I worry that I’m not doing enough in my relationship. Any advice?

Nottoxic
Context for the relationship is in the previous question I posted if you’re interested. Long story short, I was reluctant to date her because she is the housemate of a close friend, didn’t want it to affect my friendship if things went bad.

We have now been dating for over a month and things have been going well. We stay over each other’s about twice a week but are both quite busy. I am aware that I’m a complicated person and I take a while to open up and trust people, but I really like her. We are quite intimate but I worry that we don’t talk enough.

I had a previous situationship with someone else late last year where I got very comfortable and divulged my struggles with anxiety and self-esteem. This person was very supportive and made me feel so happy but she ended things because she didn’t feel ready for a relationship. I was understanding but felt very led on and started to think that she had ended things because I had been too honest with her.

Because of my difficulties with opening up and trusting people, I worry that I’m being inconsistent with the girl I’m currently dating. I want to tell her that I’m interested and I want to explain about my anxiety but I’m worried if I show too much interest, or reveal too much she’ll be scared off. I just have this feeling that revealing anything about myself could be the catalyst that makes her not interested.

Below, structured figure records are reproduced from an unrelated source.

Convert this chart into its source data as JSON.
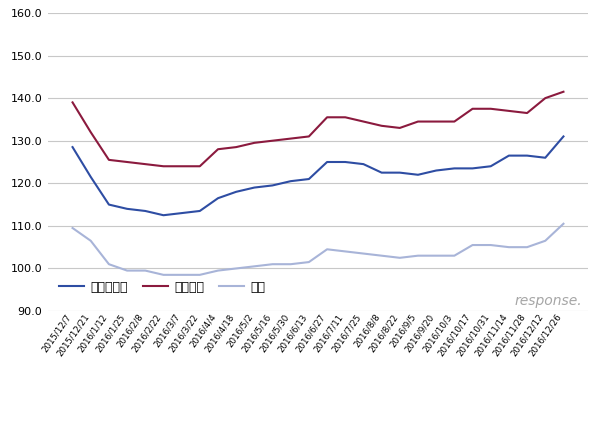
{
  "labels": [
    "2015/12/7",
    "2015/12/21",
    "2016/1/12",
    "2016/1/25",
    "2016/2/8",
    "2016/2/22",
    "2016/3/7",
    "2016/3/22",
    "2016/4/4",
    "2016/4/18",
    "2016/5/2",
    "2016/5/16",
    "2016/5/30",
    "2016/6/13",
    "2016/6/27",
    "2016/7/11",
    "2016/7/25",
    "2016/8/8",
    "2016/8/22",
    "2016/9/5",
    "2016/9/20",
    "2016/10/3",
    "2016/10/17",
    "2016/10/31",
    "2016/11/14",
    "2016/11/28",
    "2016/12/12",
    "2016/12/26"
  ],
  "regular": [
    128.5,
    121.5,
    115.0,
    114.0,
    113.5,
    112.5,
    113.0,
    113.5,
    116.5,
    118.0,
    119.0,
    119.5,
    120.5,
    121.0,
    125.0,
    125.0,
    124.5,
    122.5,
    122.5,
    122.0,
    123.0,
    123.5,
    123.5,
    124.0,
    126.5,
    126.5,
    126.0,
    131.0
  ],
  "premium": [
    139.0,
    132.0,
    125.5,
    125.0,
    124.5,
    124.0,
    124.0,
    124.0,
    128.0,
    128.5,
    129.5,
    130.0,
    130.5,
    131.0,
    135.5,
    135.5,
    134.5,
    133.5,
    133.0,
    134.5,
    134.5,
    134.5,
    137.5,
    137.5,
    137.0,
    136.5,
    140.0,
    141.5
  ],
  "diesel": [
    109.5,
    106.5,
    101.0,
    99.5,
    99.5,
    98.5,
    98.5,
    98.5,
    99.5,
    100.0,
    100.5,
    101.0,
    101.0,
    101.5,
    104.5,
    104.0,
    103.5,
    103.0,
    102.5,
    103.0,
    103.0,
    103.0,
    105.5,
    105.5,
    105.0,
    105.0,
    106.5,
    110.5
  ],
  "regular_color": "#2e4da3",
  "premium_color": "#8b1a3e",
  "diesel_color": "#a8b4d8",
  "ylim": [
    90.0,
    160.0
  ],
  "yticks": [
    90.0,
    100.0,
    110.0,
    120.0,
    130.0,
    140.0,
    150.0,
    160.0
  ],
  "legend_labels": [
    "レギュラー",
    "ハイオク",
    "軽油"
  ],
  "grid_color": "#c8c8c8",
  "bg_color": "#ffffff",
  "watermark": "response.",
  "line_width": 1.5
}
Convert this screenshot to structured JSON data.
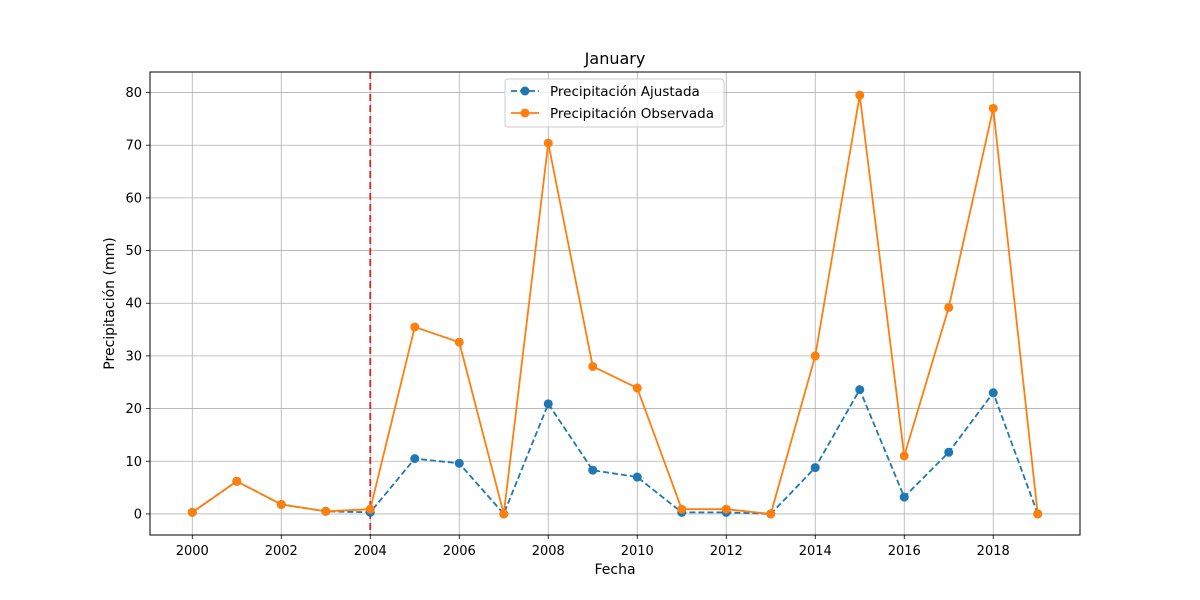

Doesn’t help that she isn’t super expressive to me. My friend (gf’s housemate) tells me that she is always talking about me and excited about the relationship but I think she’s nervous to say it to me because she worries I won’t feel the same.

I’m of the anxious attachment type so I suppose this reaction is pretty typical in a relationship setting but I really am just worried that I’m going to f things up. There isn’t really a clear narrative through this, apologies for the ramblings. Any advice would be useful, and please be kind and respectful.
I worry that I’m not doing enough in my relationship. Any advice?